AThe SMA window is too small and should be reduced to 7 days.
BSales have been increasing recently, and the SMA lags behind — it still reflects older, lower values.
CThe analyst should switch to a CMA to fix the lag issue.
DThe raw data has an error — negative sales values are pulling the SMA down.
Key insight
This is the fundamental lag problem of trailing moving averages. A large window gives a smoother line but always represents the past average, not the present level. For real-time business decisions, the lag matters.

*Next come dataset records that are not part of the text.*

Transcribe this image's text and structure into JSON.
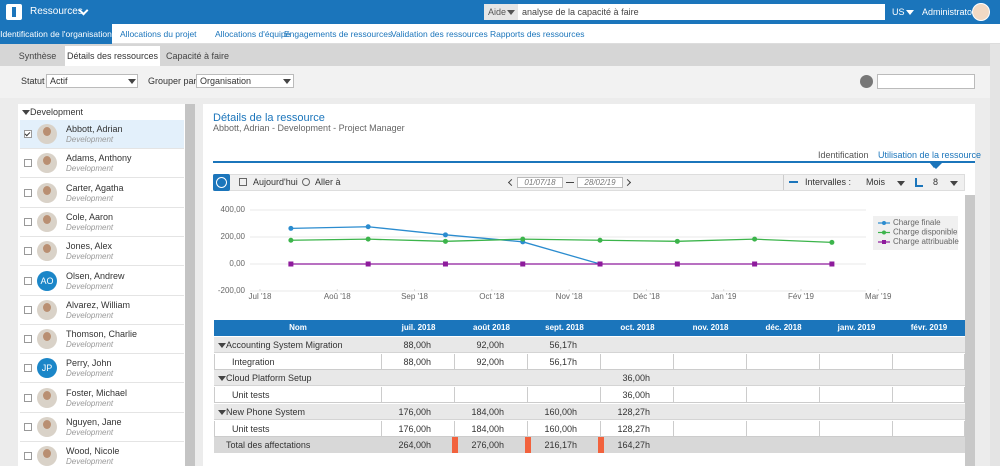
{
  "header": {
    "app": "Ressources",
    "help": "Aide",
    "search": "analyse de la capacité à faire",
    "locale": "US",
    "user": "Administrator"
  },
  "nav": {
    "items": [
      "Identification de l'organisation",
      "Allocations du projet",
      "Allocations d'équipe",
      "Engagements de ressources",
      "Validation des ressources",
      "Rapports des ressources"
    ],
    "active": 0
  },
  "subtabs": {
    "items": [
      "Synthèse",
      "Détails des ressources",
      "Capacité à faire"
    ],
    "active": 1
  },
  "filters": {
    "status_label": "Statut :",
    "status": "Actif",
    "group_label": "Grouper par :",
    "group": "Organisation"
  },
  "list": {
    "group": "Development",
    "people": [
      {
        "name": "Abbott, Adrian",
        "unit": "Development",
        "checked": true
      },
      {
        "name": "Adams, Anthony",
        "unit": "Development"
      },
      {
        "name": "Carter, Agatha",
        "unit": "Development"
      },
      {
        "name": "Cole, Aaron",
        "unit": "Development"
      },
      {
        "name": "Jones, Alex",
        "unit": "Development"
      },
      {
        "name": "Olsen, Andrew",
        "unit": "Development",
        "initials": "AO"
      },
      {
        "name": "Alvarez, William",
        "unit": "Development"
      },
      {
        "name": "Thomson, Charlie",
        "unit": "Development"
      },
      {
        "name": "Perry, John",
        "unit": "Development",
        "initials": "JP"
      },
      {
        "name": "Foster, Michael",
        "unit": "Development"
      },
      {
        "name": "Nguyen, Jane",
        "unit": "Development"
      },
      {
        "name": "Wood, Nicole",
        "unit": "Development"
      }
    ]
  },
  "details": {
    "title": "Détails de la ressource",
    "subtitle": "Abbott, Adrian - Development - Project Manager",
    "tabs": [
      "Identification",
      "Utilisation de la ressource"
    ],
    "active": 1
  },
  "toolbar": {
    "today": "Aujourd'hui",
    "goto": "Aller à",
    "from": "01/07/18",
    "to": "28/02/19",
    "interval_label": "Intervalles :",
    "interval": "Mois",
    "count": "8"
  },
  "chart_data": {
    "type": "line",
    "x": [
      0.4,
      1.4,
      2.4,
      3.4,
      4.4,
      5.4,
      6.4,
      7.4
    ],
    "xlim": [
      -0.6,
      8.1
    ],
    "xticks": [
      {
        "value": 0,
        "label": "Jul '18"
      },
      {
        "value": 1,
        "label": "Aoû '18"
      },
      {
        "value": 2,
        "label": "Sep '18"
      },
      {
        "value": 3,
        "label": "Oct '18"
      },
      {
        "value": 4,
        "label": "Nov '18"
      },
      {
        "value": 5,
        "label": "Déc '18"
      },
      {
        "value": 6,
        "label": "Jan '19"
      },
      {
        "value": 7,
        "label": "Fév '19"
      },
      {
        "value": 8,
        "label": "Mar '19"
      }
    ],
    "ylim": [
      -200,
      400
    ],
    "yticks": [
      {
        "value": -200,
        "label": "-200,00"
      },
      {
        "value": 0,
        "label": "0,00"
      },
      {
        "value": 200,
        "label": "200,00"
      },
      {
        "value": 400,
        "label": "400,00"
      }
    ],
    "grid": true,
    "legend": "right",
    "series": [
      {
        "name": "Charge finale",
        "color": "#2b8ccf",
        "marker": "circle",
        "values": [
          264,
          276,
          216.17,
          164.27,
          0,
          null,
          null,
          null
        ]
      },
      {
        "name": "Charge disponible",
        "color": "#3cb44b",
        "marker": "circle",
        "values": [
          176,
          184,
          168,
          184,
          176,
          168,
          184,
          160
        ]
      },
      {
        "name": "Charge attribuable",
        "color": "#8e1b9c",
        "marker": "square",
        "values": [
          0,
          0,
          0,
          0,
          0,
          0,
          0,
          0
        ]
      }
    ]
  },
  "table": {
    "columns": [
      "Nom",
      "juil. 2018",
      "août 2018",
      "sept. 2018",
      "oct. 2018",
      "nov. 2018",
      "déc. 2018",
      "janv. 2019",
      "févr. 2019"
    ],
    "groups": [
      {
        "name": "Accounting System Migration",
        "values": [
          "88,00h",
          "92,00h",
          "56,17h",
          null,
          null,
          null,
          null,
          null
        ],
        "tasks": [
          {
            "name": "Integration",
            "values": [
              "88,00h",
              "92,00h",
              "56,17h",
              null,
              null,
              null,
              null,
              null
            ]
          }
        ]
      },
      {
        "name": "Cloud Platform Setup",
        "values": [
          null,
          null,
          null,
          "36,00h",
          null,
          null,
          null,
          null
        ],
        "tasks": [
          {
            "name": "Unit tests",
            "values": [
              null,
              null,
              null,
              "36,00h",
              null,
              null,
              null,
              null
            ]
          }
        ]
      },
      {
        "name": "New Phone System",
        "values": [
          "176,00h",
          "184,00h",
          "160,00h",
          "128,27h",
          null,
          null,
          null,
          null
        ],
        "tasks": [
          {
            "name": "Unit tests",
            "values": [
              "176,00h",
              "184,00h",
              "160,00h",
              "128,27h",
              null,
              null,
              null,
              null
            ]
          }
        ]
      }
    ],
    "total": {
      "name": "Total des affectations",
      "values": [
        "264,00h",
        "276,00h",
        "216,17h",
        "164,27h",
        null,
        null,
        null,
        null
      ]
    }
  }
}
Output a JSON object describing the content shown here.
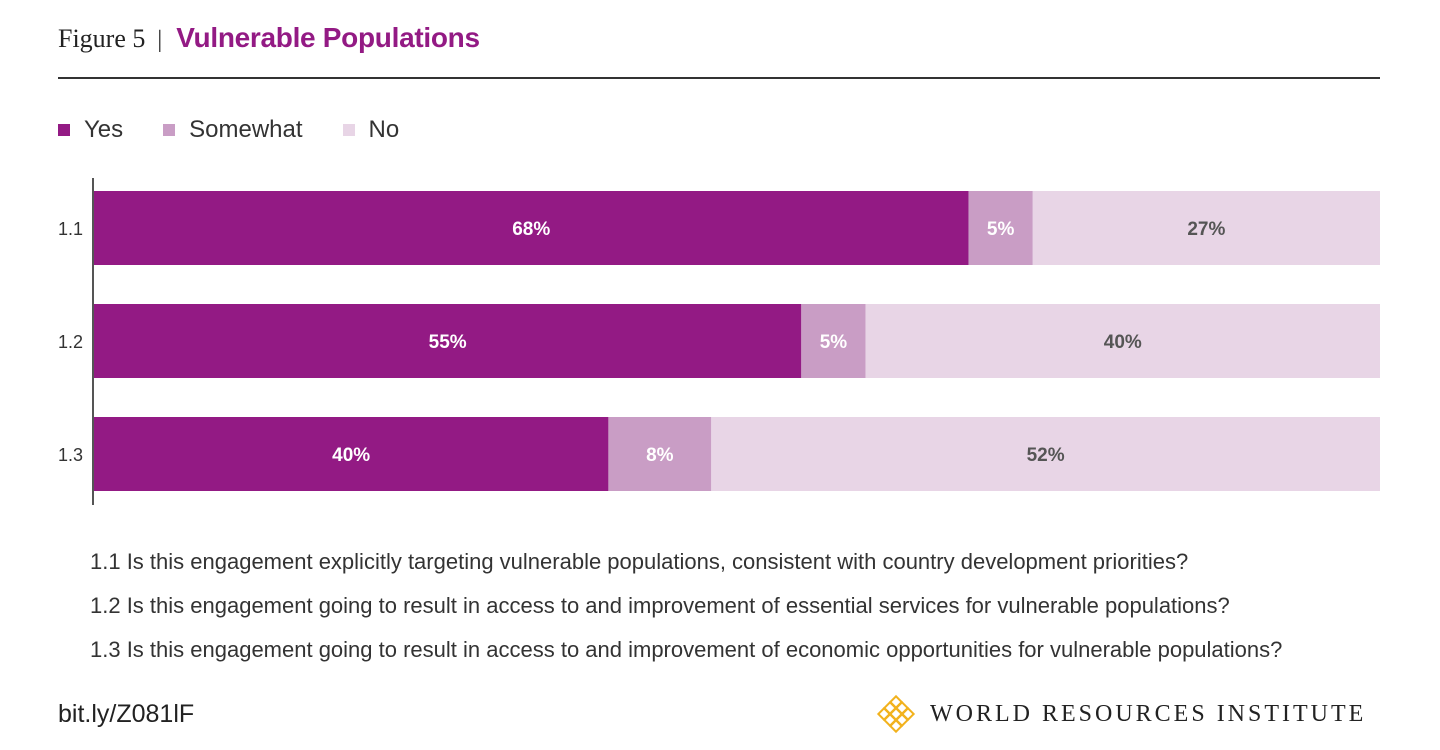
{
  "header": {
    "figure_label": "Figure 5",
    "separator": "|",
    "title": "Vulnerable Populations"
  },
  "colors": {
    "yes": "#931a84",
    "somewhat": "#c99dc5",
    "no": "#e8d5e6",
    "title": "#931a84",
    "logo": "#f2b21d"
  },
  "legend": [
    {
      "label": "Yes",
      "color": "#931a84"
    },
    {
      "label": "Somewhat",
      "color": "#c99dc5"
    },
    {
      "label": "No",
      "color": "#e8d5e6"
    }
  ],
  "chart_data": {
    "type": "bar",
    "orientation": "horizontal",
    "stacked": true,
    "categories": [
      "1.1",
      "1.2",
      "1.3"
    ],
    "series": [
      {
        "name": "Yes",
        "values": [
          68,
          55,
          40
        ],
        "labels": [
          "68%",
          "55%",
          "40%"
        ]
      },
      {
        "name": "Somewhat",
        "values": [
          5,
          5,
          8
        ],
        "labels": [
          "5%",
          "5%",
          "8%"
        ]
      },
      {
        "name": "No",
        "values": [
          27,
          40,
          52
        ],
        "labels": [
          "27%",
          "40%",
          "52%"
        ]
      }
    ],
    "xlim": [
      0,
      100
    ],
    "legend_position": "top-left",
    "grid": false
  },
  "notes": [
    "1.1 Is this engagement explicitly targeting vulnerable populations, consistent with country development priorities?",
    "1.2 Is this engagement going to result in access to and improvement of essential services for vulnerable populations?",
    "1.3 Is this engagement going to result in access to and improvement of economic opportunities for vulnerable populations?"
  ],
  "footer": {
    "link": "bit.ly/Z081lF",
    "organization": "WORLD RESOURCES INSTITUTE",
    "logo_icon": "wri-logo-icon"
  }
}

One practical solution: use a shorter window for operations (react faster) and a longer window for strategy (see the bigger trend). Many analysts plot both simultaneously.
Lesson 3 · Summary
Summary — What We Covered
01 · Stationarity
- Constant mean and variance over time
- Required by ARIMA, SARIMA, and related models
- Three types of non-stationarity: trend, step change, variance shift
- Check visually, then formally with ADF/KPSS
02 · DWN & Random Walk
- DWN: pure noise, no pattern, ideal model residual
- Random Walk: today = yesterday + random shock (non-stationary in variance)
- Random Walk with Drift: adds a consistent upward/downward component
- Naïve method is optimal for random walk data
03 · Differencing
- ∇Yt = Yt − Yt−1 removes linear trends
- Second-order removes quadratic trends
- Seasonal differencing removes seasonal patterns
- ADF test: p ≥ 0.05 → difference; p < 0.05 → stationary
04 · Moving Averages
- SMA: equal weight to k most recent periods
- WMA: more weight to recent observations
- CMA: use for even-period seasonal decomposition
- Larger window → smoother but more lag
- Best for exploration, not long-range forecasting
05 · Key Business Rules
- Always check stationarity before modelling
- Use minimum differencing needed — don't over-difference
- Naïve forecast = essential benchmark for any model
- Moving averages: distinguish noise from signal before reacting
- Residuals should look like DWN — if not, the model is incomplete
06 · Coming Up Next
- Week 4: Exponential Smoothing — a more sophisticated smoothing method that handles trend and seasonality
- Holt-Winters model
- Performance metrics: MAE, RMSE, MAPE
- Business-oriented model evaluation
Understanding stationarity and differencing is the foundation for ARIMA (Week 7) — the d in ARIMA(p,d,q) is the order of differencing.